A few sentences from An Open Letter from Mark Zuckerberg

“We really messed this one up.”

“We did a bad job of explaining what the new features were and an even worse job of giving you control of them. I’d like to try to correct those errors now.”

“This may sound silly, but I want to thank all of you who have written in and created groups and protested.”

All the above lines are great. Great and simply Great. He is accepting his mistake. But wait – the real Classic is in the following lines where he seems to be out of this world. Before I quote the following lines, I must say that this letter should be included before preface in every book about Software Engineering, Customer Relations etc. This guy knows how to listen to the users and to act upon what they say. 

Mark wrote

Somehow we missed this point with News Feed and Mini-Feed and we didn’t build in the proper privacy controls right away. This was a big mistake on our part, and I’m sorry for it. But apologizing isn’t enough. I wanted to make sure we did something about it, and quickly. So we have been coding nonstop for two days to get you better privacy controls

This is how you do the job right. You’ve done a mistake -> your users complained -> you accepted the mistake -> apologized -> But knowing that an apology is not enough, you worked day and night to modify it according to the user’s demands.

See how simple Real Software Engineering is !

P.S. I have never been a member of Facebook myself.

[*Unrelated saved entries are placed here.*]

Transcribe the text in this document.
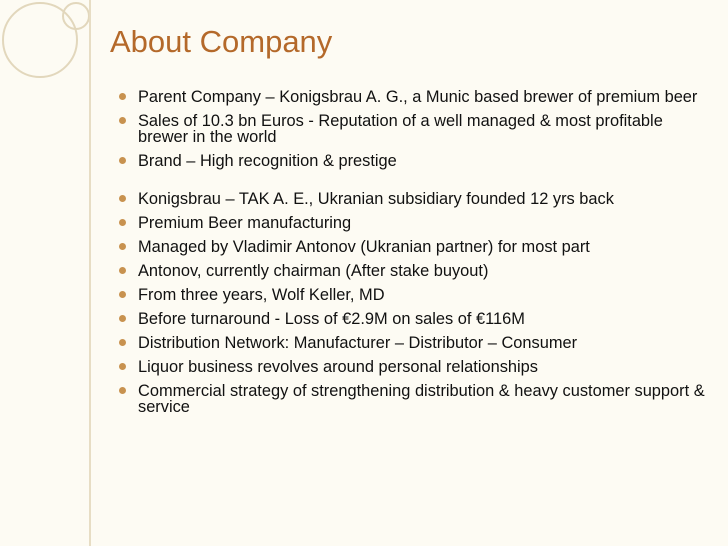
About Company
Parent Company – Konigsbrau A. G., a Munic based brewer of premium beer
Sales of 10.3 bn Euros - Reputation of a well managed & most profitable brewer in the world
Brand – High recognition & prestige
Konigsbrau – TAK A. E., Ukranian subsidiary founded 12 yrs back
Premium Beer manufacturing
Managed by Vladimir Antonov (Ukranian partner) for most part
Antonov, currently chairman (After stake buyout)
From three years, Wolf Keller, MD
Before turnaround - Loss of €2.9M on sales of €116M
Distribution Network: Manufacturer – Distributor – Consumer
Liquor business revolves around personal relationships
Commercial strategy of strengthening distribution & heavy customer support & service
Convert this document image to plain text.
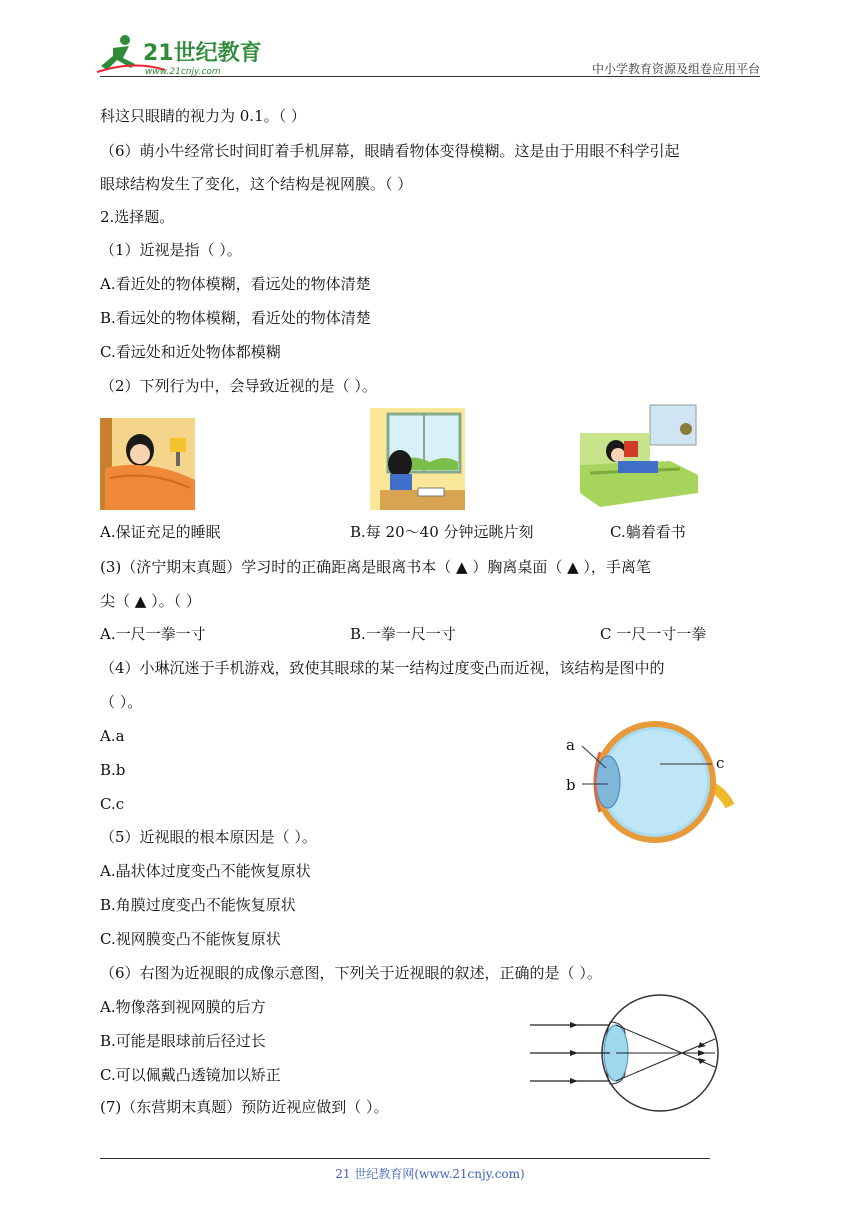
21世纪教育
www.21cnjy.com	中小学教育资源及组卷应用平台
科这只眼睛的视力为 0.1。（ ）
（6）萌小牛经常长时间盯着手机屏幕，眼睛看物体变得模糊。这是由于用眼不科学引起
眼球结构发生了变化，这个结构是视网膜。（ ）
2.选择题。
（1）近视是指（ ）。
A.看近处的物体模糊，看远处的物体清楚
B.看远处的物体模糊，看近处的物体清楚
C.看远处和近处物体都模糊
（2）下列行为中，会导致近视的是（ ）。
A.保证充足的睡眠	B.每 20～40 分钟远眺片刻	C.躺着看书
(3)（济宁期末真题）学习时的正确距离是眼离书本（ ▲ ）胸离桌面（ ▲ ），手离笔
尖（ ▲ ）。（ ）
A.一尺一拳一寸	B.一拳一尺一寸	C 一尺一寸一拳
（4）小琳沉迷于手机游戏，致使其眼球的某一结构过度变凸而近视，该结构是图中的
（ ）。
A.a
B.b
C.c
a
b
c
（5）近视眼的根本原因是（ ）。
A.晶状体过度变凸不能恢复原状
B.角膜过度变凸不能恢复原状
C.视网膜变凸不能恢复原状
（6）右图为近视眼的成像示意图，下列关于近视眼的叙述，正确的是（ ）。
A.物像落到视网膜的后方
B.可能是眼球前后径过长
C.可以佩戴凸透镜加以矫正
(7)（东营期末真题）预防近视应做到（ ）。
21 世纪教育网(www.21cnjy.com)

SpiralFrog – Free Music (AD Supported) .. Finally Coming!

August 30, 2006

I had wished and hoped that this should happen and now its going to happen. Universal Music Group, the world’s largest music company, has agreed to make its entire library of songs in collaboration with SpiralFrog. This is truly exciting. They would show a 90 second commercial for an audio song and 120 second commercial for a video. This should have been there earlier. We do see this on televisions. We watch commercials and we get dramas/movies etc (and we all know that TV commercials have a great impact).

This is probably the exact same model. This would bring new audience for the advertisers. Many people who use pirated music would shift to this. The songs would be ad-free and we can listen to them (as many times as we want) on any device (computer, portable music players, cell phones etc.). People who pay $1 for each download would also go for this.

Time is money and so obviously SpiralFrog’s Chairman Joe Mohen said, “The currency we’re using is time”. I did some interesting calculations for this “TIME IS MONEY” part for audio songs (you can do it for videos on your own ;)).

Time to download from iTunes at $1                 =    20 sec

Time to download from SpiralFrog a $0.00        =    90 sec

Time wasted in SpiralFrog (allegedly)                =    90 – 20 = 70 sec

Money Saved for spending extra 70 sec             =    $1 approx. 

For Back-of-the-envelope calculation, let say that we save $1 for each minute that we spend watching advertisements. 

So IFF you are earning more than $1/minute (i.e $60/hour) and you can work the whole day, only then you should go for $1 downloads as you will earn more in the saved 1 minute from paid downloads. Otherwise if you want to download something and have got extra 60 seconds that won’t earn you $1, go for these AD Supported downloads :P.

By the way, if you make $60/hour (and work for 16 hours, sleep for 8 hours), you make $960 a day. This makes 4800/week (5 days/week) and makes 19200/month (4 weeks/month) … which makes $230400/yr. If you are earning (and working) that much, probably this service was not for you 😛 – its targeted at teenagers (or other people) who spend a lot of time on music everyday.

Way to go SpiralFrog. I am excited about your December 2006 launch.